いやだって、怖過ぎる。変に肯定とかされても困るし、マジ怖いし。
「東海道?…あのはとのヤツがどうした?」
「えっ!?や、あの、その、だからはとじゃなくて東海道って呼べよ──っと──いやそうじゃなくて」
「察するに、あいつは貴様の髪型に興味はナシ…というところか?」
「…正解」
「フフン」
そう鼻でせせら笑うと、九州は手にした書類を束にして丸め、山陽の鼻先にビシッ!と突きつけた。

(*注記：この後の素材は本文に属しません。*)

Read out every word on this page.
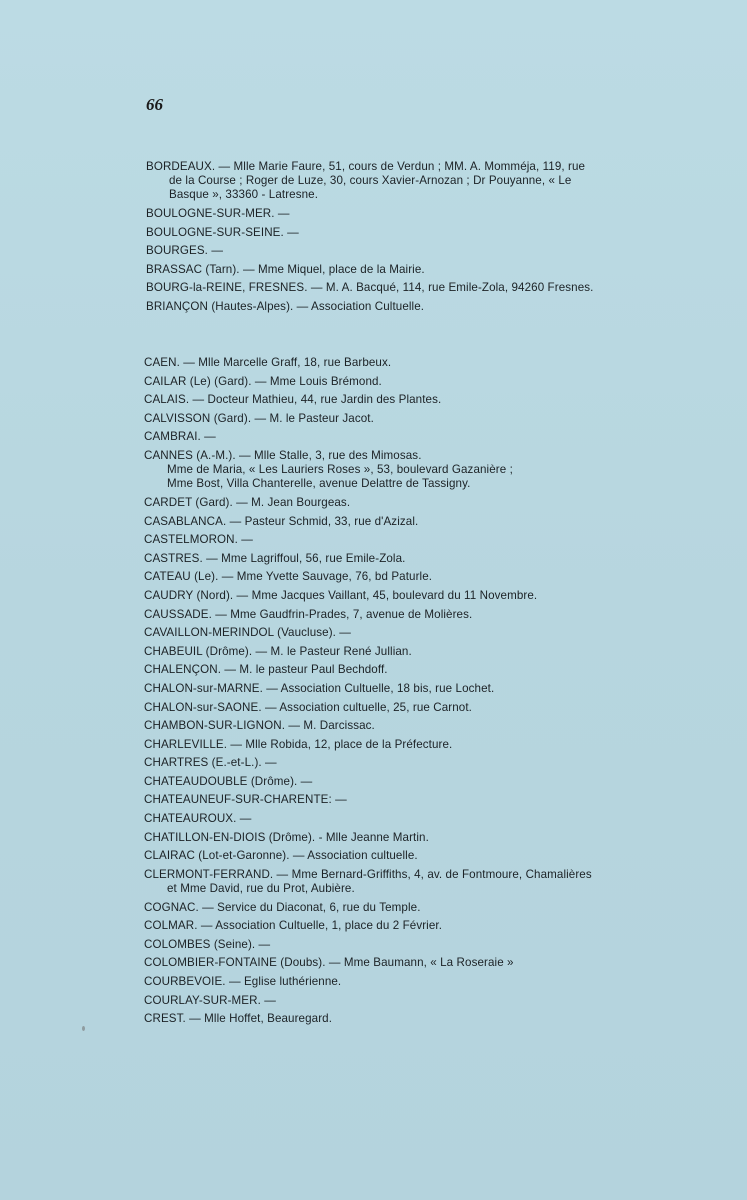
66
BORDEAUX. — Mlle Marie Faure, 51, cours de Verdun ; MM. A. Momméja, 119, rue
de la Course ; Roger de Luze, 30, cours Xavier-Arnozan ; Dr Pouyanne, « Le
Basque », 33360 - Latresne.
BOULOGNE-SUR-MER. —
BOULOGNE-SUR-SEINE. —
BOURGES. —
BRASSAC (Tarn). — Mme Miquel, place de la Mairie.
BOURG-la-REINE, FRESNES. — M. A. Bacqué, 114, rue Emile-Zola, 94260 Fresnes.
BRIANÇON (Hautes-Alpes). — Association Cultuelle.
CAEN. — Mlle Marcelle Graff, 18, rue Barbeux.
CAILAR (Le) (Gard). — Mme Louis Brémond.
CALAIS. — Docteur Mathieu, 44, rue Jardin des Plantes.
CALVISSON (Gard). — M. le Pasteur Jacot.
CAMBRAI. —
CANNES (A.-M.). — Mlle Stalle, 3, rue des Mimosas.
Mme de Maria, « Les Lauriers Roses », 53, boulevard Gazanière ;
Mme Bost, Villa Chanterelle, avenue Delattre de Tassigny.
CARDET (Gard). — M. Jean Bourgeas.
CASABLANCA. — Pasteur Schmid, 33, rue d'Azizal.
CASTELMORON. —
CASTRES. — Mme Lagriffoul, 56, rue Emile-Zola.
CATEAU (Le). — Mme Yvette Sauvage, 76, bd Paturle.
CAUDRY (Nord). — Mme Jacques Vaillant, 45, boulevard du 11 Novembre.
CAUSSADE. — Mme Gaudfrin-Prades, 7, avenue de Molières.
CAVAILLON-MERINDOL (Vaucluse). —
CHABEUIL (Drôme). — M. le Pasteur René Jullian.
CHALENÇON. — M. le pasteur Paul Bechdoff.
CHALON-sur-MARNE. — Association Cultuelle, 18 bis, rue Lochet.
CHALON-sur-SAONE. — Association cultuelle, 25, rue Carnot.
CHAMBON-SUR-LIGNON. — M. Darcissac.
CHARLEVILLE. — Mlle Robida, 12, place de la Préfecture.
CHARTRES (E.-et-L.). —
CHATEAUDOUBLE (Drôme). —
CHATEAUNEUF-SUR-CHARENTE: —
CHATEAUROUX. —
CHATILLON-EN-DIOIS (Drôme). - Mlle Jeanne Martin.
CLAIRAC (Lot-et-Garonne). — Association cultuelle.
CLERMONT-FERRAND. — Mme Bernard-Griffiths, 4, av. de Fontmoure, Chamalières
et Mme David, rue du Prot, Aubière.
COGNAC. — Service du Diaconat, 6, rue du Temple.
COLMAR. — Association Cultuelle, 1, place du 2 Février.
COLOMBES (Seine). —
COLOMBIER-FONTAINE (Doubs). — Mme Baumann, « La Roseraie »
COURBEVOIE. — Eglise luthérienne.
COURLAY-SUR-MER. —
CREST. — Mlle Hoffet, Beauregard.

「それで貴様は何か、傷心だとかショックだとか女々しいことを言い出すのではないだろうな?」
「まっさか!俺、東海道にンなドリーム抱いてねーし。無駄にツンデレ求めてねーし」
「ふふ、まぁ確かにな…」
九州は意味ありげにそう言うと、ふかふかの専用椅子に身を沈めて天井を仰いだ。
「あれは、もっと現実的な男だ」
=in OSAKA=
「──髪?切ったって?当たり前だ、とっくに気がついていた。馬鹿にしているのか?」
新大阪に戻ったら、名古屋から東海道が到着していた。
それで、何だかモヤッとした気分を払拭するためにネタふりすると、いともあっさりとそう答えられて拍子抜けする。
「あー、そ……んで?」
「私は忙しいのだ山陽。いいか、いちいち貴様の髪型にツッコミなどいれている暇などない。そんな必要もない」
「へーへー」
そうですか。
ですよねー。
まーいいけど。
山陽は幅広の肩をオーバーに竦める。
「…“必要ない”ときたもんだ」
九州のダンナの言うみたいにショックとか全然ない。
あってたまるか。
けどなァ。
もっとこう、言い方ってもんがあったって──
「似合っているのに」
「………へ?」
「それなのに何故横から口出しをする必要がある?時間の無駄だ。馬鹿馬鹿しい」
……
……
「あーそれ…それってつまり」
東海道の沈黙ってそれは…裏返せば“最上級の褒め言葉”とかって?
十分似合ってるから、だからこそ特に何も言わなかったとか?
もしかして、そういうオチ?
『あれはもっと現実的な男だ』
…なるほどね。
今更ながら、九州の言葉が芯まで理解できる。
俺より先に正解にたどり着いたあたりは、ちょっとムカつくけどさ。
「…何だ?何か文句でもあるのか山陽?」
「あー、いや、逆。ちっと感動した」
「何だそれは?」
「いや、いいです。いいからほっといて。今、俺、自分自身がかなりキモい状態なんで」
「…?…ああそうだ、私に口を出されたければ、その派手な色を元の黒に戻すんだな。そうしたら声をあげて存分に讃えてやる」
「──ケッコーです!」
いつもより風通しの良い首筋を撫でながら、そう言って苦笑い。
何だかホッとした。
と、同時に感じる。
ああ、軽くなった、ようやく軽くなった、と。
切った髪と一緒に──自分の心も。
東海道の言う通り。
これはまったく馬鹿馬鹿しいこと、なのだけれど。